Was I out of line with this interaction? I know that people frequently travel in their own bubble and I surprised myself as I rarely do such things.
Overall, I felt your compliment was very fine, based on the information known and given. I mean, you used a polite word, "Miss", said nice and briefer words about her clothing style in a sincere and tactful way, were not asking her to converse with you as she had a mask on and could have thought your hand "up" was just a polite way for you so to say she did not have to take her mask off, risking her to any sickness, and as she may then have felt no pressure to reply, to some stranger.

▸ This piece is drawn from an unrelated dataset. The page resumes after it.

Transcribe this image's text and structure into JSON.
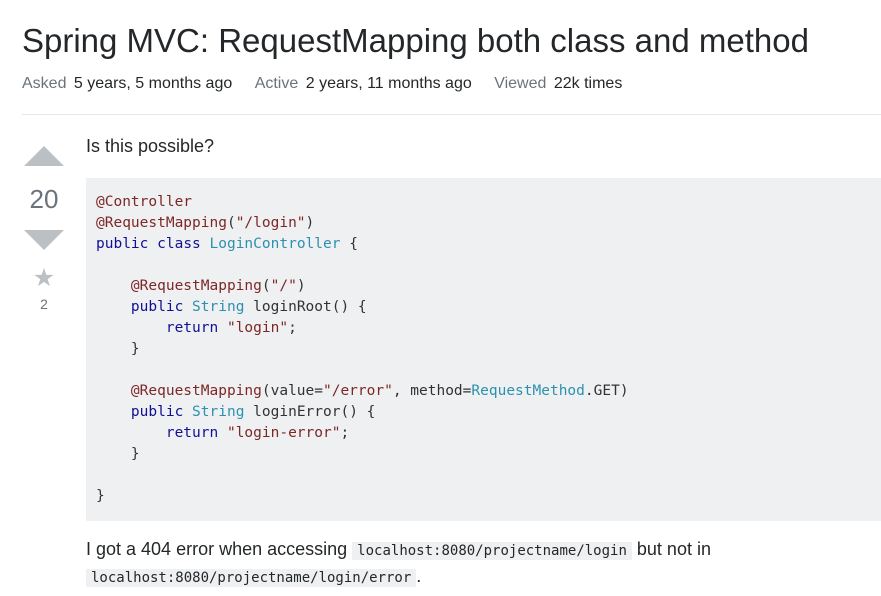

Also, she would likely have judged your tone of voice, looks, age, and expressions, to see if you were being honest, friendly,offensive, to be feared or flirty. And so I would assume the first two mentioned, if I were like her, if your voice, expressions, posture, age, manner of dress yourself seemed to fit the message given by you to her. For instance, if you were some young guy, with unbuttoned shirt to your navel, and some chain hanging around your neck, used inappropriate language and tone, and had eyes sizing her up, yeah, that could be a problem.
But, yeah, I thought what you did showed more kindness, sincerity and politeness than not, knowing many women can prefer others at least think of their attire sometimes in a fashionable way, and as she may have dressed for a more formal occasion. Some women, however, depending on their personality and mindset at the time could have preferred more space, or have been at least a little surprised by what you said or did, but sometimes it's OK to risk such comment to show how we really feel, if some feeling like that was genuine, coming from your heart, with no ill will intended or anything expected in return.

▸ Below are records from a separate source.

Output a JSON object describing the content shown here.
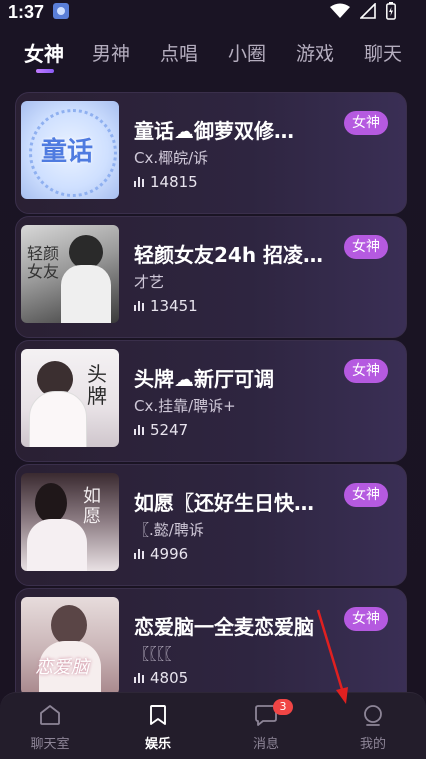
{
  "status_bar": {
    "time": "1:37"
  },
  "tabs": [
    {
      "label": "女神",
      "active": true
    },
    {
      "label": "男神",
      "active": false
    },
    {
      "label": "点唱",
      "active": false
    },
    {
      "label": "小圈",
      "active": false
    },
    {
      "label": "游戏",
      "active": false
    },
    {
      "label": "聊天",
      "active": false
    }
  ],
  "rooms": [
    {
      "title": "童话☁御萝双修…",
      "host": "Cx.椰皖/诉",
      "count": "14815",
      "badge": "女神",
      "cover_text": "童话"
    },
    {
      "title": "轻颜女友24h 招凌…",
      "host": "才艺",
      "count": "13451",
      "badge": "女神",
      "cover_text": "轻颜女友"
    },
    {
      "title": "头牌☁新厅可调",
      "host": "Cx.挂靠/聘诉+",
      "count": "5247",
      "badge": "女神",
      "cover_text": "头牌"
    },
    {
      "title": "如愿〖还好生日快…",
      "host": "〖.懿/聘诉",
      "count": "4996",
      "badge": "女神",
      "cover_text": "如愿"
    },
    {
      "title": "恋爱脑一全麦恋爱脑",
      "host": "〖〖〖〖",
      "count": "4805",
      "badge": "女神",
      "cover_text": "恋爱脑"
    }
  ],
  "bottom_nav": [
    {
      "label": "聊天室",
      "icon": "home-icon",
      "active": false
    },
    {
      "label": "娱乐",
      "icon": "bookmark-icon",
      "active": true
    },
    {
      "label": "消息",
      "icon": "chat-icon",
      "active": false,
      "badge": "3"
    },
    {
      "label": "我的",
      "icon": "profile-icon",
      "active": false
    }
  ],
  "colors": {
    "accent": "#b55ae0",
    "background": "#1a1424",
    "nav_bg": "#231d2b",
    "badge_red": "#f04545",
    "arrow": "#e02020"
  }
}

Personally, I could never though make a habit of doing something nice like that on my end, but just if a rarer such occurrence was present that I felt more justified that, or if I felt the other would definitely be receptive to that. It would be hard for me anyway to initiate appropriate such comments anyway, and as I am not the type to initiate such nice comments about others' physical appearance--men or female- being more introverted and fearful of rejection there. I admit my focus often has been more on others' personalities or actions, and I would take more risks there in stating my nicer feelings there, for those rarer times.
In this age where harassment claims can be given in the wink of an eye, and many can still seem more hesitant to talk to strangers, I find the safer approach for me is to just focus on being polite and somewhat formal, factual, brief, and less loose with my words, but showing compliments too, if a very nice deed or actions was given. Like, my wife thought that mug given to her by your wife in person at our place a couple of days ago was an awesome expression of friendliness showing her kindness! She loved that message on it too, and it gave her a smile and calmness and the needed energy to proceed with the meeting.
How rare is it that "by chance" two on the forum who post somewhat regularly or are known would have some family members meet for an hour, not knowing in advance of that and not expecting such. This is a small world after all. Props to your wife for the important work she does helping others!